Wednesday July 11, 2007
Dear Dr. Miller,
I actually just started reading your books and happend to find your homepage. I don´t have read your works yet and thus may be asking an unusefull question. If so, I would be glad if you just shortly pointed to one of your books where I can read the answer.
By thinking about your findings about childhood and upbringing of children, does one not has to come to think that *all *people do suffer during their childhood by one way or the other?
And that we therefor *all*, more or less, have a tendency for destructiveness and mistreatment as adults?
And how could that be overcome? Even the best parents that do seriously struggle to never mistreat or abuse their children but raise them in love and integrity, cannot help but being themselves often distressed and angry a.s.f. and thereby doing wrong to their children. One cannot live in our society (and there are societies on this planet that are even worse as to child mistreatment) and not being distressed. As I see my life in the last 7 years (I am 34, had I had children the age of my mother, that was 27, I would have a 7 year old child by now) – I am sure, had I had a child, I would have inflicted serious damage on her or him, even if I had tried my best. Because I was so unhappy myself! The only way to have a happy child may be to be a happy parent – but where do we get these?
The worklife, the environmental catastrophe, the politics, the disencouraging relation between men and women and the generations, the coldness of social interactions a.s.f. – no parent living in this world can avoid transporting these bad feelings on their children, even if they don´t want to. Really bad actions – like sexual abuse, slamming, mental mistreatment or neglect – are only the tip of the iceberg. As it seems, human society has always been so.
There are scholars, of course, that hold it has all to do with patriarchy and that there where times when children where raised differently. I used to embrace very strongly this “matriarchy-thesis”. I thought this must be the solution! Notwithstanding that nobody would take me for serious speaking of “matricentric societies” or whatever and that it seemed hard to really know what they might have been like.
But in the last few years, I have to come to think that this is more the new, feminist paradise myth, an ancient longing of human kind (or at least, of women) and not a historical truth.
Dear Dr. Miller, do you – after your decades of study and research – seriously think that we – as humans – are able to avoid these “wrongdoings” on our children and that this is not a “conditio humana” that we just cannot avoid?
Even primates, it seems, do reprimand their children, also physically by pushing them back, shouting at them, kicking them or knocking them over the head.
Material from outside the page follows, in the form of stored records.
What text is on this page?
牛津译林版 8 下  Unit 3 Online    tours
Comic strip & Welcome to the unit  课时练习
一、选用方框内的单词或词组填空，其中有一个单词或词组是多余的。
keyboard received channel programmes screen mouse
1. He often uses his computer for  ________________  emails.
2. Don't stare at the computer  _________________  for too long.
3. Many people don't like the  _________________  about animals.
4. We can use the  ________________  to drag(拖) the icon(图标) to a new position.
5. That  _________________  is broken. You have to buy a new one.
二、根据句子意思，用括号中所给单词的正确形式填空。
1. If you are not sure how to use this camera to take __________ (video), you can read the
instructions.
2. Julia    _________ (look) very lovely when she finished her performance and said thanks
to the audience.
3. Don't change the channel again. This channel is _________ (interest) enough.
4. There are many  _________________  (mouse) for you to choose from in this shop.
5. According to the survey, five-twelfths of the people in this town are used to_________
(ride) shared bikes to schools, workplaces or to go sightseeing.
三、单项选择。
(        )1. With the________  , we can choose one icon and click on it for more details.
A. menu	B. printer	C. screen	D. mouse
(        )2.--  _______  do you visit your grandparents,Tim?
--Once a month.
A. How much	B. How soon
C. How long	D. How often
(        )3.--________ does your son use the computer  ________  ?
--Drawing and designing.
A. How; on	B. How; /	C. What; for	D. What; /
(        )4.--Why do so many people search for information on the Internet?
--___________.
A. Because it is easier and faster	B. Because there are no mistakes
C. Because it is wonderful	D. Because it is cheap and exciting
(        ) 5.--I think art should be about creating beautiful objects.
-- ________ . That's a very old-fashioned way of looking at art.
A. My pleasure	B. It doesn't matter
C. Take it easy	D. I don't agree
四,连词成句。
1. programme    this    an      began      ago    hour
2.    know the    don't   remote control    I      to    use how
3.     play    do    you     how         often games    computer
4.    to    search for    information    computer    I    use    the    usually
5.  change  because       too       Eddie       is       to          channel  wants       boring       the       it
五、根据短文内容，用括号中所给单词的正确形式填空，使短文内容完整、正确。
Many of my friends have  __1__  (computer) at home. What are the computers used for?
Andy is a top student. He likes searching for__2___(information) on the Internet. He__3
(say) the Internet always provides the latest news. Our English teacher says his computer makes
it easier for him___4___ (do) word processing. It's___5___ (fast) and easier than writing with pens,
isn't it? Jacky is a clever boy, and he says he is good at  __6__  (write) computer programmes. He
I have seen this in a documentary. Is there really hope that we can overcome this legacy?
I am not speaking of criminal actions but of the almost routine everydaylife neglect and mistreatment that come of stress, anger, time pressure, insecurity, unhappyness and so forth. Do your findings support the idea of a peaceful, integer, respectful childhood as a human possibility and not just as wishful thinking?
I have longtime pondered why it is that most people mistreat their children and spouses, the ones we should love the most. That is a paradox of human society. I wonder what your explanation is to that.
Yours very sincerely, H. D.
AM: Why are you asking me questions before you read anything of my work? My answer is: One repeats with one’s children the cruelties endured in the own childhood only as long as one denies that one was treated cruelly. If you know your history and don’t protect your parents (by saying that everybody MUST (???) be cruel), you will never abuse your child. Because you can have empathy for his or her emotional needs only if your feelings are not blocked in denial. To understand what I am saying here you can read my articles on this web site or – if you don’t have enough time – you can just read the first page of this web site.